MLA for Yarmouth County
- In office 1872–1874
- Preceded by: William H. Townsend
- Succeeded by: John Lovitt

Personal details
- Born: July 16, 1820 Annapolis Royal, Nova Scotia
- Died: December 17, 1890 (aged 70)
- Party: Liberal
- Spouse: Abby Shaw
- Occupation: Merchant

= John K. Ryerson =

Canadian politician (1820–1890)

John K. Ryerson (July 16, 1820 - December 17, 1890) was a merchant and political figure in Nova Scotia, Canada. He represented Yarmouth County in the Nova Scotia House of Assembly from 1867 to 1871 and from 1872 to 1874 as a Liberal member.
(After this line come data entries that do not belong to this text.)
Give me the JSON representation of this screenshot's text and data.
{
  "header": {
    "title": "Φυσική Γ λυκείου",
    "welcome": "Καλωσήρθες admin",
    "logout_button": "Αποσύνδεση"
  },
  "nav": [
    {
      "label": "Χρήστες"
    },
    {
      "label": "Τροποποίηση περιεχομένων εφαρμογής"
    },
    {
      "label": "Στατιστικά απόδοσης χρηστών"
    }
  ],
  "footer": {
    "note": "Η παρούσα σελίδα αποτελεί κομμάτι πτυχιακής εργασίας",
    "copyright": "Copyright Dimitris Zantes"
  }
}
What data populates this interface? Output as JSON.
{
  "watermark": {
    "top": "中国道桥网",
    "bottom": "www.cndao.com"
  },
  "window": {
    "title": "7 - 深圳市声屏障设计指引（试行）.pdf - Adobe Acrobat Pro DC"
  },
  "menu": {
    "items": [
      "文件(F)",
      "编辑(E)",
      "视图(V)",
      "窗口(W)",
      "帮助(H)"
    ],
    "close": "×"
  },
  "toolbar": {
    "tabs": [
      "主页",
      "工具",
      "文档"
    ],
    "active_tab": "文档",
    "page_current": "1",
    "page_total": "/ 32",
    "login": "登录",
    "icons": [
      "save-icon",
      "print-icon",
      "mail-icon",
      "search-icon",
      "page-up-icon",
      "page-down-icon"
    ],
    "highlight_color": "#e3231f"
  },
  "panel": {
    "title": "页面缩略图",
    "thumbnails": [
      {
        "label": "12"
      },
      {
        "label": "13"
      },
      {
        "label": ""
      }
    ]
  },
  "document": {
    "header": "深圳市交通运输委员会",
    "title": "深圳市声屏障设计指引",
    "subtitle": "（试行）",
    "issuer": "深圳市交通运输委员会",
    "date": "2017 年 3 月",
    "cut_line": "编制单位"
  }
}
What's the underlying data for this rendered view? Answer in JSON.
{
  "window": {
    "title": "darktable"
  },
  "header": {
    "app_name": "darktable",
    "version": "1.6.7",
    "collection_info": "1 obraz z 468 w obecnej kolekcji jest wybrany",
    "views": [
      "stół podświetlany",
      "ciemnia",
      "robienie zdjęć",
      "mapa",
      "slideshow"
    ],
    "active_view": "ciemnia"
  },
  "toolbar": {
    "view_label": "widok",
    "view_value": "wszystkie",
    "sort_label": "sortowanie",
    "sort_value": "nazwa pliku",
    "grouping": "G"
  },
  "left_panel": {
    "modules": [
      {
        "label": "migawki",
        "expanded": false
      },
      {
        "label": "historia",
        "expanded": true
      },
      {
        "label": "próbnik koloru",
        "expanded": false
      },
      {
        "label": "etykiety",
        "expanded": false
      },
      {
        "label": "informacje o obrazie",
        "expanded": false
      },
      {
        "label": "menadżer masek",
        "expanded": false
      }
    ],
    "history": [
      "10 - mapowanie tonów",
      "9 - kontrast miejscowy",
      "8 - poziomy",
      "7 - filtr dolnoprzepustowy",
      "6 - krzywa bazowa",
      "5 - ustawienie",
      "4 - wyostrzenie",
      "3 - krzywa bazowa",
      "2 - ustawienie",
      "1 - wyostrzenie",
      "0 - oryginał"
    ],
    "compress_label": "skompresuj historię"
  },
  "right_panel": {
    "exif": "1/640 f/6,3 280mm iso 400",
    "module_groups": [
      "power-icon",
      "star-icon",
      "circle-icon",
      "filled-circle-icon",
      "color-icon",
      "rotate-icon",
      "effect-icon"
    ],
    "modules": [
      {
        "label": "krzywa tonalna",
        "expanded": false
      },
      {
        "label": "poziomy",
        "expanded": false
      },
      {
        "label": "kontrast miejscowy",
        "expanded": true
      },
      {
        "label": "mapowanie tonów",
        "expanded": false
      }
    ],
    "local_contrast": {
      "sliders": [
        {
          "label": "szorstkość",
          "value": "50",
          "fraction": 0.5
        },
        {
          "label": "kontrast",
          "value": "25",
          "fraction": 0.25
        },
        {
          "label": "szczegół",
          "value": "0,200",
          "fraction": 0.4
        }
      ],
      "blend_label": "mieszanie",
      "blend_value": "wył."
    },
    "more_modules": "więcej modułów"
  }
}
He was born in Annapolis Royal, Nova Scotia, the son of Stephen D. Ryerson, and was educated there and in Yarmouth. He went to sea at the age of seventeen, later becoming a ship owner. In 1843, he married Abby Shaw. With his business partner Nathan Moses of Yarmouth, Ryerson was involved in trade with the West Indies. He was also a member of the board of governors for Yarmouth Seminary and a director of the Atlantic Marine Insurance Company. Ryerson served as a captain in the Yarmouth Naval Brigade and was also a justice of the peace. He ran unsuccessfully for reelection in 1871 but was elected again in an 1872 by-election held after William H. Townsend resigned his seat due to poor health.